Thursday, June 10, 2010

Being a survivor . . .

When you've lost someone you love, there's not much to say. People hug you. They listen. They tell you, "I'm sorry." And they mean it all. Much to appreciate there, much to recommend because there's a need I find, to talk about what's happened, what one feels, a desire to express your sadness. There's also a competing desire to just stop, stop talking, stop thinking, stop feeling. It's familiar, mourning. I've done it before. It's part of what one does when one survives.

I began this novel almost four years ago. At the time my mother was incredibly unhappy. She constantly complained about how hard it was to be a "survivor." Her friends were mostly gone, she was recently widowed, she was losing her memory and the world she knew had transformed itself too many times. She could no longer even pretend to keep up. It was hard to witness because she had been such a force, always current with political and cultural events.

I put a lot of who she was into Muriel. I suppose when I began to write the character was a mixture of my own mother and the Muriel I found in her self published book about her sister Amelia. But thankfully all of that changed and the character deepened, now Muriel is both invented and totally realistic, a woman all her own. She turned out to be feisty and opinionated; for her surviving meant she had license to do and say whatever she wanted. And that's what took hold. My mother always said what she thought, though I wonder if she actually said what she wanted to say. Odd, that. She was opinionated and expressed those opinions with no compunction, but in other ways she was certainly a product of the era she was born into. Although she was a pioneering woman her focus in life was actually quite traditional. It was my father, he was in many ways her raison d'etre.

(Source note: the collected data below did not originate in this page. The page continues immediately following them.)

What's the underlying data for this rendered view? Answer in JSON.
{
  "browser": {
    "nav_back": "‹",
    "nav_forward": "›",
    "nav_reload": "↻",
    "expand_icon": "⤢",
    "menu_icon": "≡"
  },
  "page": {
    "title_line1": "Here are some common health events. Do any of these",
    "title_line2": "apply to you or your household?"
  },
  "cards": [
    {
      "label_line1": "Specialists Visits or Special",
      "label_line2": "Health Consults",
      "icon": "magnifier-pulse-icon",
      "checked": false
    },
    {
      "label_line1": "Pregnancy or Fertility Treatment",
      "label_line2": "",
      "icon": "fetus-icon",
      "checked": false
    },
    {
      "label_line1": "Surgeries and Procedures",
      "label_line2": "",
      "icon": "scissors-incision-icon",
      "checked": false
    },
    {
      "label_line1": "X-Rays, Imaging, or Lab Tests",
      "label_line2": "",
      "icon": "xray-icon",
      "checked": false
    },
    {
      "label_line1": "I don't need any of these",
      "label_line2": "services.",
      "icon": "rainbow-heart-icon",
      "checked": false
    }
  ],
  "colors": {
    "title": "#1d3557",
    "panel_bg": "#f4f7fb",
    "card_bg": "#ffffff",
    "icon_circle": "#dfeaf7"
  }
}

Today as I ponder my future as a new orphan well into the cusp of middle age, I think of where this novel began. It began with many things, but crucially it began with Muriel, with the idea of how one lives with so much loss. In that sense it began with my mother, I wanted to understand her and honor her.

So mom, this one's for you.


  1. Now I think I understand why my 94-year-old mother keeps hinting that she wishes death would hurry up and come get her, even though she's in pretty good health. As you point out, the losses of loved ones, memory and physical capabilities, the world changing too fast to keep up. Thank you. I don't know why I hadn't quite put that all together before. Doh!

  2. I admire people like your mother who speak their mind frankly. I find it easy to veer into cowardice, people-pleasing, and inauthenticity, where I keep my thoughts to myself if I think they may evoke displeasure in others.

    Writing this book is a remarkable way to honor your mother. It's obvious it was a deep soul-searching process as you researched, imagined, and wrote this book. I am looking forward to reading it. I hope you are journaling as you go through the grieving process since the recent death of your mother. At least, I find journaling is a key to sanity and reflective living for me. I am moved by your first paragraph where you say there is a desire to express and also a competing desire to just stop, stop talking, stop thinking. I've always been fascinated by this stopping of the mind, when something deeper seems to open up...Thank you for this post.

  3. And thank you both for responding. I have to say, old age does seem like a mixed blessing. Everyone used to say how great it was that my mother was 96. But it didn't seem that great to her and I fully understood her point of view. Still, I have a feeling a more optimistic person might have made more of it. But it so depends on your physical deterioration. As for journals, I suppose this is is my attempt at writing a journal. I've found myself oddly unable to write much else, but then again, waiting for a response on a book does always put me at a disadvantage writing wise. Grief just adds to that. So much to do, and so much to try to not think about.

  4. Reading your post just now was so startling...your description of your mother, beginning with "My mother always said what she thought, though I wonder if she actually said what she wanted to say...." put me in mind of MY mother! I would have described her the same way, although neither of us (and you knew her) would have said our mothers were at all similar, right?

    So, I would have hugged you, said I'm so sorry (I think I did say that), and listened. I still will, even though I know it's both not enough and too much. I didn't attend last week partly because it seemed like it might be on the 'too much' end of the spectrum.

    Hope to see you before I go out to Seattle to accompany my 92 1/2-year-old father to the Shakespeare festival...he's run out of friends with the health or patience for 8 plays in 4 days...except me. That's a form of survival, too. But fathers are different.